O parlamento libanês aprovou a 11 de agosto de 2026 a abolição da pena de morte, um marco na região, num decisão significativa para o país.

O Líbano vota a abolição da pena de morte, uma primeira no Médio Oriente
Foto: Magharebia · Openverse · BY

A 11 de agosto de 2026, o parlamento libanês votou a abolição da pena de morte, marcando uma primeira vez no Médio Oriente. De acordo com os relatórios, esta decisão surge na sequência de uma série de projetos de lei discutidos na atual sessão legislativa, entre os quais se encontra um projeto de lei sobre a amnistia geral que está em debate há vários anos.

O ministro da Justiça, Adel Nassar, qualificou esta decisão de "histórica", sublinhando a sua importância no contexto das reformas judiciais do país. Desde 2004, o Líbano não havia realizado execuções, embora a pena de morte continuasse a ser proferida em alguns casos.

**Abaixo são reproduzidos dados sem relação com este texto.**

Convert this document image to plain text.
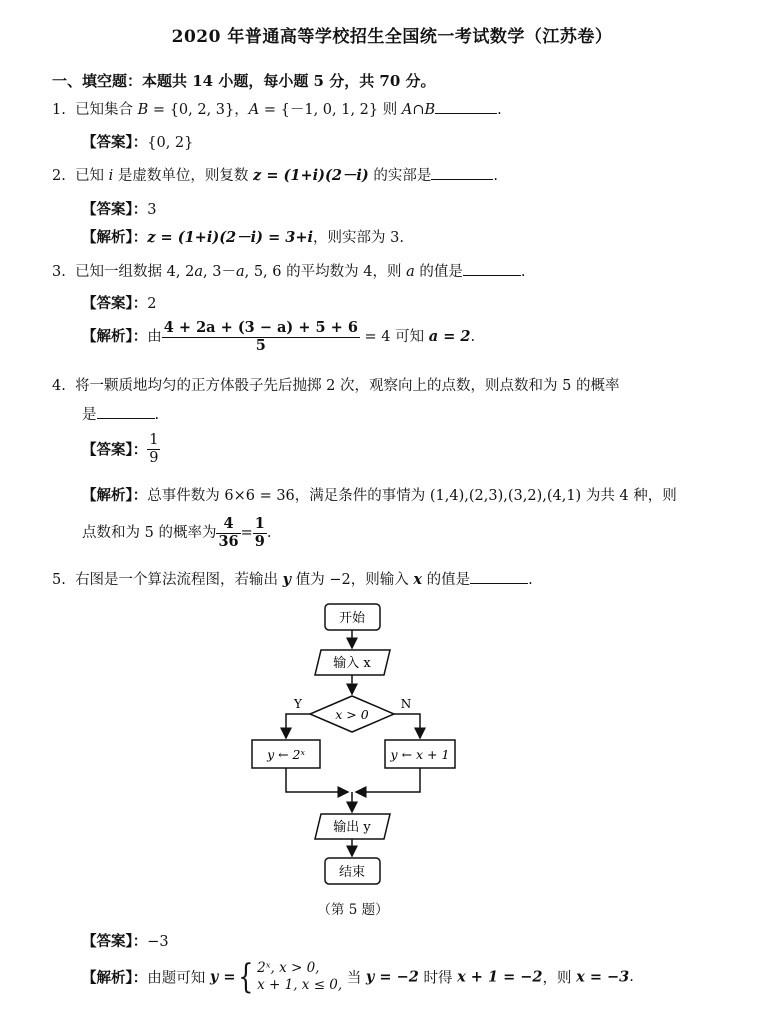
2020 年普通高等学校招生全国统一考试数学（江苏卷）
一、填空题：本题共 14 小题，每小题 5 分，共 70 分。
1. 已知集合 B = {0, 2, 3}，A = {－1, 0, 1, 2} 则 A∩B	.
【答案】：{0, 2}
2. 已知 i 是虚数单位，则复数 z = (1+i)(2－i) 的实部是	.
【答案】：3
【解析】：z = (1+i)(2－i) = 3+i，则实部为 3.
3. 已知一组数据 4, 2a, 3－a, 5, 6 的平均数为 4，则 a 的值是	.
【答案】：2
【解析】：由 $\frac{4 + 2a + (3 - a) + 5 + 6}{5} = 4$ 可知 a = 2.
4. 将一颗质地均匀的正方体骰子先后抛掷 2 次，观察向上的点数，则点数和为 5 的概率
是	.
【答案】： $\frac{1}{9}$
【解析】：总事件数为 6×6 = 36，满足条件的事情为 (1,4),(2,3),(3,2),(4,1) 为共 4 种，则
点数和为 5 的概率为 $\frac{4}{36} = \frac{1}{9}$ .
5. 右图是一个算法流程图，若输出 y 值为 −2，则输入 x 的值是	.
开始
输入 x
x > 0
Y	N
y ← 2ˣ	y ← x + 1
输出 y
结束
（第 5 题）
【答案】：−3
【解析】：由题可知 y ={ 2ˣ, x > 0,
x + 1, x ≤ 0, 当 y = −2 时得 x + 1 = −2，则 x = −3.
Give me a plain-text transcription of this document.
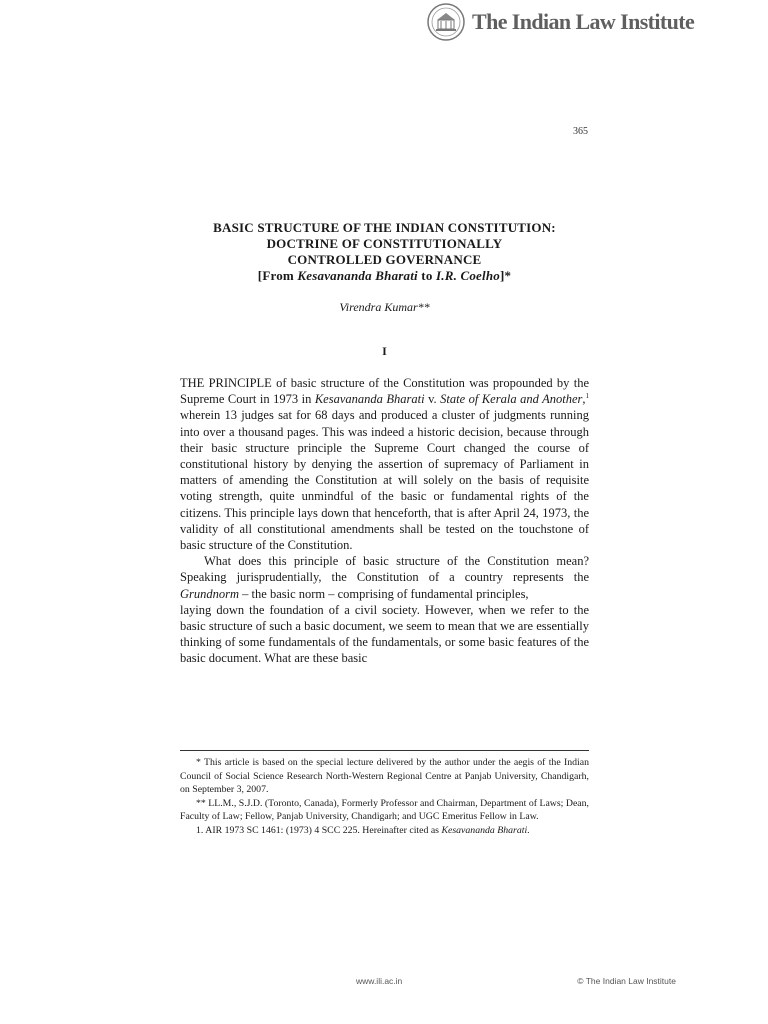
The Indian Law Institute
365
BASIC STRUCTURE OF THE INDIAN CONSTITUTION:
DOCTRINE OF CONSTITUTIONALLY
CONTROLLED GOVERNANCE
[From Kesavananda Bharati to I.R. Coelho]*
Virendra Kumar**
I

THE PRINCIPLE of basic structure of the Constitution was propounded by the Supreme Court in 1973 in Kesavananda Bharati v. State of Kerala and Another,$^1$ wherein 13 judges sat for 68 days and produced a cluster of judgments running into over a thousand pages. This was indeed a historic decision, because through their basic structure principle the Supreme Court changed the course of constitutional history by denying the assertion of supremacy of Parliament in matters of amending the Constitution at will solely on the basis of requisite voting strength, quite unmindful of the basic or fundamental rights of the citizens. This principle lays down that henceforth, that is after April 24, 1973, the validity of all constitutional amendments shall be tested on the touchstone of basic structure of the Constitution.

What does this principle of basic structure of the Constitution mean? Speaking jurisprudentially, the Constitution of a country represents the Grundnorm – the basic norm – comprising of fundamental principles,

laying down the foundation of a civil society. However, when we refer to the basic structure of such a basic document, we seem to mean that we are essentially thinking of some fundamentals of the fundamentals, or some basic features of the basic document. What are these basic

* This article is based on the special lecture delivered by the author under the aegis of the Indian Council of Social Science Research North-Western Regional Centre at Panjab University, Chandigarh, on September 3, 2007.

** LL.M., S.J.D. (Toronto, Canada), Formerly Professor and Chairman, Department of Laws; Dean, Faculty of Law; Fellow, Panjab University, Chandigarh; and UGC Emeritus Fellow in Law.

1. AIR 1973 SC 1461: (1973) 4 SCC 225. Hereinafter cited as Kesavananda Bharati.

www.ili.ac.in	© The Indian Law Institute
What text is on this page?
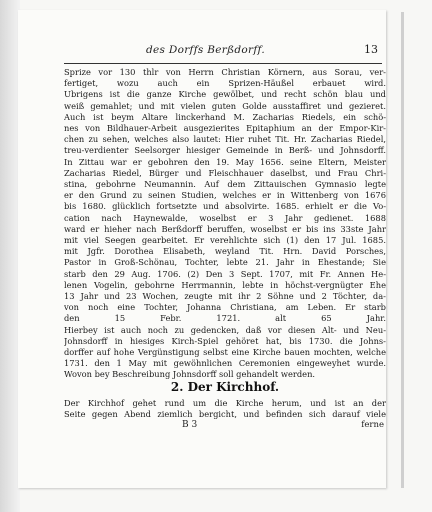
des Dorffs Berßdorff.	13
Sprize vor 130 thlr von Herrn Christian Körnern, aus Sorau, ver-
fertiget, wozu auch ein Sprizen-Häußel erbauet wird.
Ubrigens ist die ganze Kirche gewölbet, und recht schön blau und
weiß gemahlet; und mit vielen guten Golde ausstaffiret und gezieret.
Auch ist beym Altare linckerhand M. Zacharias Riedels, ein schö-
nes von Bildhauer-Arbeit ausgezierites Epitaphium an der Empor-Kir-
chen zu sehen, welches also lautet: Hier ruhet Tit. Hr. Zacharias Riedel,
treu-verdienter Seelsorger hiesiger Gemeinde in Berß- und Johnsdorff.
In Zittau war er gebohren den 19. May 1656. seine Eltern, Meister
Zacharias Riedel, Bürger und Fleischhauer daselbst, und Frau Chri-
stina, gebohrne Neumannin. Auf dem Zittauischen Gymnasio legte
er den Grund zu seinen Studien, welches er in Wittenberg von 1676
bis 1680. glücklich fortsetzte und absolvirte. 1685. erhielt er die Vo-
cation nach Haynewalde, woselbst er 3 Jahr gedienet. 1688
ward er hieher nach Berßdorff beruffen, woselbst er bis ins 33ste Jahr
mit viel Seegen gearbeitet. Er verehlichte sich (1) den 17 Jul. 1685.
mit Jgfr. Dorothea Elisabeth, weyland Tit. Hrn. David Porsches,
Pastor in Groß-Schönau, Tochter, lebte 21. Jahr in Ehestande; Sie
starb den 29 Aug. 1706. (2) Den 3 Sept. 1707, mit Fr. Annen He-
lenen Vogelin, gebohrne Herrmannin, lebte in höchst-vergnügter Ehe
13 Jahr und 23 Wochen, zeugte mit ihr 2 Söhne und 2 Töchter, da-
von noch eine Tochter, Johanna Christiana, am Leben. Er starb
den 15 Febr. 1721. alt 65 Jahr.
Hierbey ist auch noch zu gedencken, daß vor diesen Alt- und Neu-
Johnsdorff in hiesiges Kirch-Spiel gehöret hat, bis 1730. die Johns-
dorffer auf hohe Vergünstigung selbst eine Kirche bauen mochten, welche
1731. den 1 May mit gewöhnlichen Ceremonien eingeweyhet wurde.
Wovon bey Beschreibung Johnsdorff soll gehandelt werden.
2. Der Kirchhof.
Der Kirchhof gehet rund um die Kirche herum, und ist an der
Seite gegen Abend ziemlich bergicht, und befinden sich darauf viele
B 3	ferne
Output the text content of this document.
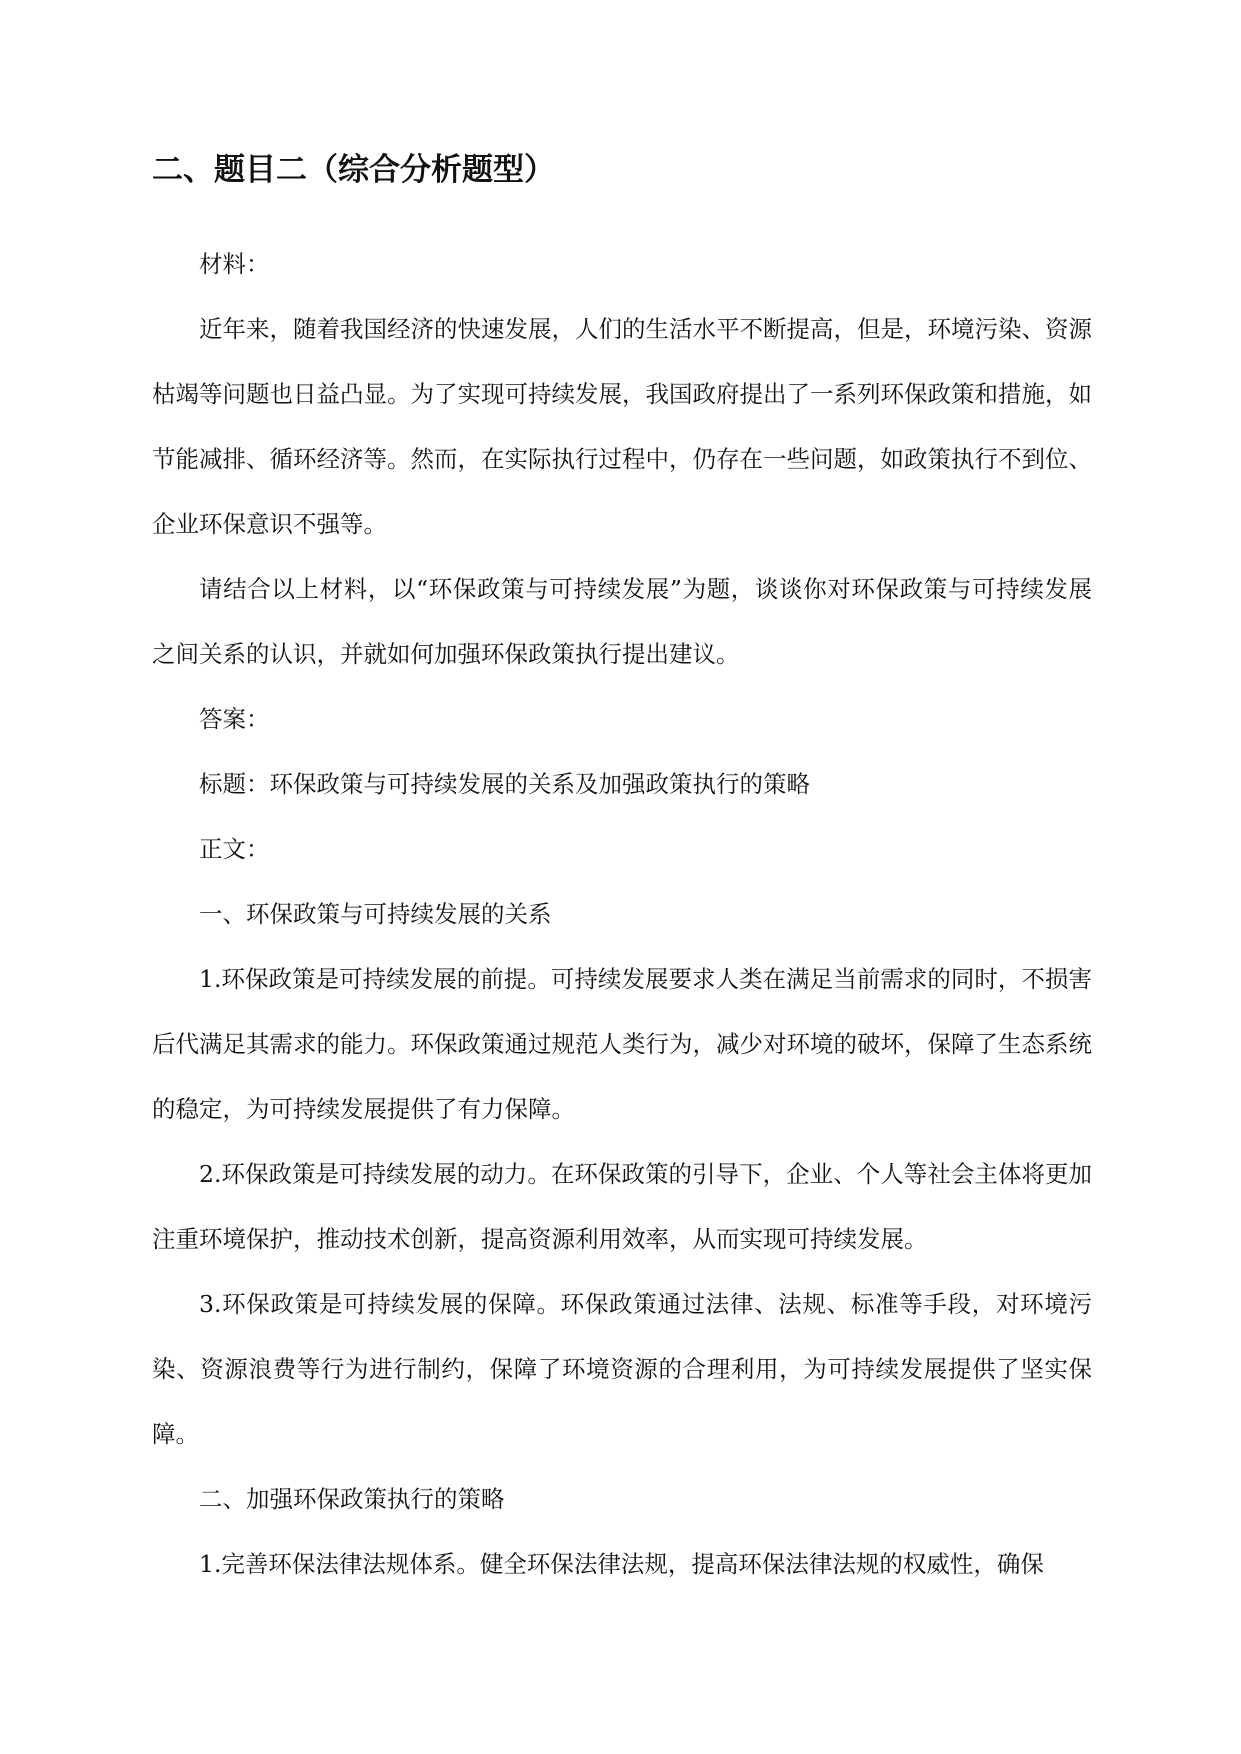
二、题目二（综合分析题型）

材料：

近年来，随着我国经济的快速发展，人们的生活水平不断提高，但是，环境污染、资源枯竭等问题也日益凸显。为了实现可持续发展，我国政府提出了一系列环保政策和措施，如节能减排、循环经济等。然而，在实际执行过程中，仍存在一些问题，如政策执行不到位、企业环保意识不强等。

请结合以上材料，以“环保政策与可持续发展”为题，谈谈你对环保政策与可持续发展之间关系的认识，并就如何加强环保政策执行提出建议。

答案：

标题：环保政策与可持续发展的关系及加强政策执行的策略

正文：

一、环保政策与可持续发展的关系

1.环保政策是可持续发展的前提。可持续发展要求人类在满足当前需求的同时，不损害后代满足其需求的能力。环保政策通过规范人类行为，减少对环境的破坏，保障了生态系统的稳定，为可持续发展提供了有力保障。

2.环保政策是可持续发展的动力。在环保政策的引导下，企业、个人等社会主体将更加注重环境保护，推动技术创新，提高资源利用效率，从而实现可持续发展。

3.环保政策是可持续发展的保障。环保政策通过法律、法规、标准等手段，对环境污染、资源浪费等行为进行制约，保障了环境资源的合理利用，为可持续发展提供了坚实保障。

二、加强环保政策执行的策略

1.完善环保法律法规体系。健全环保法律法规，提高环保法律法规的权威性，确保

Os crimes cometidos antes da entrada em vigor desta nova lei serão agora punidos com penas de prisão perpétua, substituindo assim a pena capital. Esta mudança na legislação pode ter impactos significativos no sistema penal libanês e na gestão das penas.

O Líbano vota a abolição da pena de morte, uma primeira no Médio Oriente
Foto: Magharebia · Openverse · BY

Segundo algumas fontes, o único grupo parlamentar a opor-se a esta abolição foi o do Hezbollah. Isto indica divergências de opinião dentro do parlamento sobre a questão da pena de morte e a sua abolição.

Esta decisão faz do Líbano o primeiro país árabe a abolir oficialmente a pena de morte, sublinhando uma evolução das mentalidades em relação aos direitos humanos na região. Diversas organizações de defesa dos direitos humanos saudaram esta iniciativa como um passo em direção à proteção dos direitos fundamentais.

A amplitude desta lei ainda precisa de ser clarificada, nomeadamente no que diz respeito aos mecanismos de aplicação para as pessoas condenadas antes da sua adoção. A questão da reabilitação dos ex-condenados e a gestão dos prisioneiros condenados à perpétua levanta dúvidas sobre o futuro do sistema penal no Líbano.